Parts of Montgomery remain in the lesser category of “Extreme Drought.” If you are familiar with the categories, it is also called D3. During this phase, chances of wildfires grow, financial burdens increase, the need to supplement feed to livestock surge, and reservoir levels are a concern. Unfortunately, a wildfire consumed over 4,400 acres north of Montgomery County in Walker County. As of the latest report with The Texas Tribune, firefighters have it 95% contained. In addition, Lake Conroe is currently 90.1% full. Three months ago, it was completely full. Clearly, the drought is affecting the Lake Conroe area in an adverse way.
All of Grimes County and the rest of Montgomery County have now entered the D4 category, which is also called “Exceptional Drought.” This is the worst and most severe category. During an exceptional drought, boat ramps close and obstacles appear in bodies of water. At the same time, the water table decreases, the chances of fire climb higher, and farmers and ranchers really suffer.
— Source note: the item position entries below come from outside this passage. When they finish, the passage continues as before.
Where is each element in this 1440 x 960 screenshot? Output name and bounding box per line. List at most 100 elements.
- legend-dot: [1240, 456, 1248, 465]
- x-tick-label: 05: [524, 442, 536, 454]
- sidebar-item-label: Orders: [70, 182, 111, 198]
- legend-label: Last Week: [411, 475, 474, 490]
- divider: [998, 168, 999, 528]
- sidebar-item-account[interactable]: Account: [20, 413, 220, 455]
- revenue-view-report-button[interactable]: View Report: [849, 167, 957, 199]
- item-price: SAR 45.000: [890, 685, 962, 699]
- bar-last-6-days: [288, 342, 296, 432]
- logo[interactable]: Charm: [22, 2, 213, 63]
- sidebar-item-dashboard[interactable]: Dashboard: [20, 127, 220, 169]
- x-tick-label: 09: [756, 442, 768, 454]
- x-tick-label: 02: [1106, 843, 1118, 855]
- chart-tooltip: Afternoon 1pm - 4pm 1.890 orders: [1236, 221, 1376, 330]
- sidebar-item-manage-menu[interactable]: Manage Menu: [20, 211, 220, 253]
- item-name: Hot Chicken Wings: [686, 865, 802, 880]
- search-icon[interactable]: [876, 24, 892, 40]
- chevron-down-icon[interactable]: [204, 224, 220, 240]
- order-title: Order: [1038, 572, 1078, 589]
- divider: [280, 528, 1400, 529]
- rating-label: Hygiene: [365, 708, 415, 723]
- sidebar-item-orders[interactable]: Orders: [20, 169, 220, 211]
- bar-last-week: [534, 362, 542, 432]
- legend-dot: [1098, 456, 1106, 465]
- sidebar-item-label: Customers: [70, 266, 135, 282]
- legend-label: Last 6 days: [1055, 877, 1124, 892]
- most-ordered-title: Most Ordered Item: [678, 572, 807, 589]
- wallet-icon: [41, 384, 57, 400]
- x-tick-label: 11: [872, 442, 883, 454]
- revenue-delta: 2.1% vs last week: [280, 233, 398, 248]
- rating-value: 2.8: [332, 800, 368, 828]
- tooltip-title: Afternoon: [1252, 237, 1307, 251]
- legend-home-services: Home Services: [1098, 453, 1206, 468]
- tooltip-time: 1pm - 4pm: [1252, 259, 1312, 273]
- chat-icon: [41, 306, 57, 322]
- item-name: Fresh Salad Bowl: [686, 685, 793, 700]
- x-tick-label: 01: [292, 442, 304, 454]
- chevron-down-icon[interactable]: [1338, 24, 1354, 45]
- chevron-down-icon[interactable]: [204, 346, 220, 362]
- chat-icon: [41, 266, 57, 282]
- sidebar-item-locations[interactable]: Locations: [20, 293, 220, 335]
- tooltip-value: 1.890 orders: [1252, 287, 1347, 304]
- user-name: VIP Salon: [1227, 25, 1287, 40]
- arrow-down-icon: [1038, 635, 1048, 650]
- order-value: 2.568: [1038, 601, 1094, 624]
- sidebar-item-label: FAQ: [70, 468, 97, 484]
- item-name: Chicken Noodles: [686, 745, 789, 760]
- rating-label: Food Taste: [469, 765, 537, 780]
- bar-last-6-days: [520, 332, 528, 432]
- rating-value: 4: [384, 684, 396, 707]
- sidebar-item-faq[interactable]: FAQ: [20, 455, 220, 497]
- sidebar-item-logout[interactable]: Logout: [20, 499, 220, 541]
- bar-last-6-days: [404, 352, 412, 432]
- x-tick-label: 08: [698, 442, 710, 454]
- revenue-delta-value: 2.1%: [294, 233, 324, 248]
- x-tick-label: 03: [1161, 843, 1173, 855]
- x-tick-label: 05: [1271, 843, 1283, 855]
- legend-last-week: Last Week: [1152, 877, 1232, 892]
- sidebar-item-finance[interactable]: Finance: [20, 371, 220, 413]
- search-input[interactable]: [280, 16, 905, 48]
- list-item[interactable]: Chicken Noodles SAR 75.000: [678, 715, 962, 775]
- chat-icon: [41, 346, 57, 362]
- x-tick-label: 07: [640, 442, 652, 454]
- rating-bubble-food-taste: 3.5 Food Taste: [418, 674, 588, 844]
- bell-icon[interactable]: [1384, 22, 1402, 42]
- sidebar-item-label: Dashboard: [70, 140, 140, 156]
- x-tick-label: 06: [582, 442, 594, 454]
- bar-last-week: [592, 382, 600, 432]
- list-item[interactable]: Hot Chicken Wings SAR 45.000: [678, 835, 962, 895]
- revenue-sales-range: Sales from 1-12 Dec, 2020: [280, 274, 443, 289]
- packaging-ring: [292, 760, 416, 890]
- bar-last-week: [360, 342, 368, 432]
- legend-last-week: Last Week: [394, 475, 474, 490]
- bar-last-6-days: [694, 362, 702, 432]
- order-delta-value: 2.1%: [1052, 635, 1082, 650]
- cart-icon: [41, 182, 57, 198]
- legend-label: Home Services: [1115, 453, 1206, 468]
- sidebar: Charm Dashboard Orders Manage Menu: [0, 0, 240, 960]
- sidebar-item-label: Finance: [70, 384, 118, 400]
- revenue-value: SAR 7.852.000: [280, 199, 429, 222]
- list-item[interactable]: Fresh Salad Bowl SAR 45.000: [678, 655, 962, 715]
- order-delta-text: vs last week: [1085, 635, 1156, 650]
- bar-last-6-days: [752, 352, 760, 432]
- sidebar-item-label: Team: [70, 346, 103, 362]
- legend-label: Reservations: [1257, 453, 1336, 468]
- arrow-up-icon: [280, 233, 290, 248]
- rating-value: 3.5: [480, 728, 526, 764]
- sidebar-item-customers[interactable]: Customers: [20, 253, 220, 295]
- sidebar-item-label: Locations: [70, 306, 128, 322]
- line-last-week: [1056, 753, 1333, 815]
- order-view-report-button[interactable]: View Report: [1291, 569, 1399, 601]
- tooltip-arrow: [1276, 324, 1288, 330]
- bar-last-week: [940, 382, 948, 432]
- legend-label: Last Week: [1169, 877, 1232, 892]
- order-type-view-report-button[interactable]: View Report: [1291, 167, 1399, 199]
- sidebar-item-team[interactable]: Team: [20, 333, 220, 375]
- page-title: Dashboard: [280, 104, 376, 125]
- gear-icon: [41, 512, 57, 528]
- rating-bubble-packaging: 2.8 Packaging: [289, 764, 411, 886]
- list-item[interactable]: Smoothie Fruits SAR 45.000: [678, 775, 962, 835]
Excruciating Problems for Agriculture
While the effects of an extreme or exceptional drought affect all residents, the farmers and ranchers in the area suffer excruciating problems. A local rancher explained that he typically gets two cuttings of hay each summer of about 200 round bales per cutting. This year because of the lack of rain he only was able to get one cutting and the yield was almost half. And, he is already putting out hay because there is nothing for his cattle to eat. He usually waits until after Thanksgiving to put out his first bale.
So what are his options? He can purchase hay from other states, he can choose to purchase supplemental feed, or he can start decreasing his herd size through local sale barns. The problem is supply and demand. With no hay here and the high need, both hay and feed prices are high. As more ranchers sell off cattle, then the prices will fall. They are caught between a rock and a hard place.
This is only one rancher in our area, but he is not the only one facing similar decisions. Farmers are also suffering, too. Crops fail to germinate and even the yield for irrigated crops declines. Many will decide not to plant at all and allow their fields to lie fallow. So what can we do?
Jeremiah 14:2 states, “Do any of the worthless idols of the nations bring rain? Do the skies themselves send down showers? No, it is you, LORD our God. Therefore our hope is in you, for you are the one who does all this.” Please pray for more rain, but also lift up farmers and ranchers in Texas as the drought spreads across much of the state.
The refreshing rain of the past two days is the first step out of this drought, but we have a long way to go. Continue to pray for rain and lift up those in agriculture. May the Lord protect us from more adverse conditions as they could definitely worsen. Let’s all join together in this call to action.